Ludicrous claims that current interventions prevent a worse alternative are little believed but the war continues
Lindsey German
‘Theatres of war stretch from Afghanistan to Libya, some of the major cities of the Middle East are in ruins, and the danger even now of further escalation is real.’
As I watched the official commemorations of the battle of Passchendaele earlier this week, it struck me as odd that we still mark the anniversaries of a war which no living person can have fought in, and which was followed by a second war only a generation later which was even more costly in terms of human lives. We are approaching our own military anniversary next month: the war on terror will have been in existence for 16 years. Yet it will be marked without the pomp and pageantry or attendance by the great and the good at any of its battlefields.
Indeed, its incredible longevity is barely remarked anywhere, but this war has now gone on longer than the two world wars put together. While its casualty figures are lower, they must now – even on the most conservative estimates – number over 1 million dead, with millions more displaced and made refugees, and millions deeply affected physically or mentally by their experience of war. Theatres of war stretch from Afghanistan to Libya, some of the major cities of the Middle East are in ruins, and the danger even now of further escalation is real.
The failure to analyse, or even as much as comment, on the war is a poison in the body politic – combining an unquestioning acceptance of its existence with a refusal to seriously assess its manifest failure. We have just gone through the fourth election where this country has been engaged in a war but the vast majority of our politicians refuse to treat it as a matter for debate.
The debate that does occur in domestic politics is instead about two issues: Muslims and terrorism. In the minds of the media and many politicians they are the same thing. The poison from the war does not only affect people in the countries invaded, occupied and bombed – it directly impacts on people in Britain. We are locked in a vicious circle of war against mainly Muslim countries which in turn leads to a growth in terrorism and which then leads to a growth in Islamophobia and attacks on Muslims who are denounced as terrorists and extremists.
Islamophobia had existed before 2001 but after that time it took on a totally new impetus in western society, coupled as it was with an increase in anti-terror laws, far more draconian than those introduced at the height of the IRA campaigns in Britain in the 1970s. Far from reducing the levels of terrorism – which was after all the avowed aim of the original war – they have grown, especially since the development of Islamic State, originally formed in a prison in British occupied Iraq back in 2007.
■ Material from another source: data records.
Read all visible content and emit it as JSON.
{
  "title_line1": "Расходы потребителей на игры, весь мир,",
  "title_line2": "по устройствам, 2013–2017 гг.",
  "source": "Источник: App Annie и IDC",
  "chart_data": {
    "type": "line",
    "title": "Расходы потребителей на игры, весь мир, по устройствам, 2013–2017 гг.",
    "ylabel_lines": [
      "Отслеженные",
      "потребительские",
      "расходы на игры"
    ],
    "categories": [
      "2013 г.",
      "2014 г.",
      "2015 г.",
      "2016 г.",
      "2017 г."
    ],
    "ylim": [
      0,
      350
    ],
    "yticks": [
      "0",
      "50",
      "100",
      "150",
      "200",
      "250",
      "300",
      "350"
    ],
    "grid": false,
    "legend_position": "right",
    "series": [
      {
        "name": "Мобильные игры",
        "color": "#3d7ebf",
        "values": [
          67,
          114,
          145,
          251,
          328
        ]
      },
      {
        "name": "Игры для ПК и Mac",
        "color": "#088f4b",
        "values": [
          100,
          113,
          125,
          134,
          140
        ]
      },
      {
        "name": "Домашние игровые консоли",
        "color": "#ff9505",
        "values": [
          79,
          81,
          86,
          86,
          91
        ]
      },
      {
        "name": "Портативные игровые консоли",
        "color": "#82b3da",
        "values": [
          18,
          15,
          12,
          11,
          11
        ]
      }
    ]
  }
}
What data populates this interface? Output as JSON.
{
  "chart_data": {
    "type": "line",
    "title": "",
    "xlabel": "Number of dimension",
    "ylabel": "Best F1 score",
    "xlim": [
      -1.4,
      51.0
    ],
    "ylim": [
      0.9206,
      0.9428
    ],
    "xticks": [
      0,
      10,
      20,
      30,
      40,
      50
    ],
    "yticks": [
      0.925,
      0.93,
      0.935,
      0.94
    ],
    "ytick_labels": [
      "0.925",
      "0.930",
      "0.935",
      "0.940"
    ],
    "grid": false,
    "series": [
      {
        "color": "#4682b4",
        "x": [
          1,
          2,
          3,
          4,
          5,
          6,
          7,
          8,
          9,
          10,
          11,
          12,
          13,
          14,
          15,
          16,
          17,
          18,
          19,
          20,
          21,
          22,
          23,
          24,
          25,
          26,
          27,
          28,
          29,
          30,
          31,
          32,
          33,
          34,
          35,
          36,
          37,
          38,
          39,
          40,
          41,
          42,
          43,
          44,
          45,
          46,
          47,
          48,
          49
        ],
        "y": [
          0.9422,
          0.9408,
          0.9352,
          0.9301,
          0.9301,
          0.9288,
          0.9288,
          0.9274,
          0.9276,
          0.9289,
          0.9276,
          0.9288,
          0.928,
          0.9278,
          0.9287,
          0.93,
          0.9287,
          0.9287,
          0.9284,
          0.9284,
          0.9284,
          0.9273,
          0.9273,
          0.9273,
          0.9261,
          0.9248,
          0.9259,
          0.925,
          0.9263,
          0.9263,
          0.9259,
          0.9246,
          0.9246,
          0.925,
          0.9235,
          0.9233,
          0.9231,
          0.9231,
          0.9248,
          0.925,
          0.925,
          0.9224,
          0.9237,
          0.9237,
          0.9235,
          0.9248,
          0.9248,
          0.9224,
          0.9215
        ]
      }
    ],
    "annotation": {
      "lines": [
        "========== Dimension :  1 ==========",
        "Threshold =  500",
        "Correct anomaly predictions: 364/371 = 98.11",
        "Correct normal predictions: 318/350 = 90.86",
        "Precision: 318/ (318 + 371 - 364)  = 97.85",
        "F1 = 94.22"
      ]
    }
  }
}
The defeats of IS in Syria and Iraq in recent months are unlikely to see the end of terrorist attacks in the west. The many civilian casualties caused by bombing in cities such as Mosul and Aleppo will lead to bitterness and the creation of further terrorist groups. In addition, western policy itself has aided terrorist groups.
This can be seen most clearly in the example of Libya, where the Manchester suicide bomber was a young Libyan who had been allowed back into Libya to fight against Gadhafi in 2011, and according to some accounts trained with IS.
The multi sided civil war in Libya which has continued since the overthrow of Gadhafi in 2011 has seen increasing western intervention. Failure to achieve any sort of peace led western powers including Britain to demand the recognition of a UN backed government in order for that government to be able to invite further intervention by western powers under international law. This agreement, brokered in 2015-16, saw the presidency council in hock to assorted militias. It also saw the intervention of British special forces involved in military operations against IS.
British intervention is not a thing of the past in Iraq, Syria, Libya and Afghanistan – not forgetting tis role in Yemen – but is very much current, and is only helping to fuel continued fighting in these countries.
The war was not about dealing with terrorism, let alone making the Middle East and South Asia safer. It was always about imperial reach and strategic power, and the need to control the politics and resources of the region. There is no sign of this changing, nor indeed of any sign that the major powers in the world have learnt any of the lessons of the war’s failings.
Instead, the Passchendaele mud has been replaced with the deserts of Libya and Iraq. The ludicrous claims that these interventions prevent a worse alternative are little believed, but the war continues because those in power are determined that it should.
The news that a general from the US Marines is now running the White House illustrates this enduring belief in military success, even when we have seen the opposite. The fact that in the past weeks Trump has imposed sanctions on variously Russia, Iran and Venezuela, and is heading for further conflict with North Korea, suggests that empires in decline can still be highly dangerous. An anti-war movement is not optional, but an essential part of our political armoury.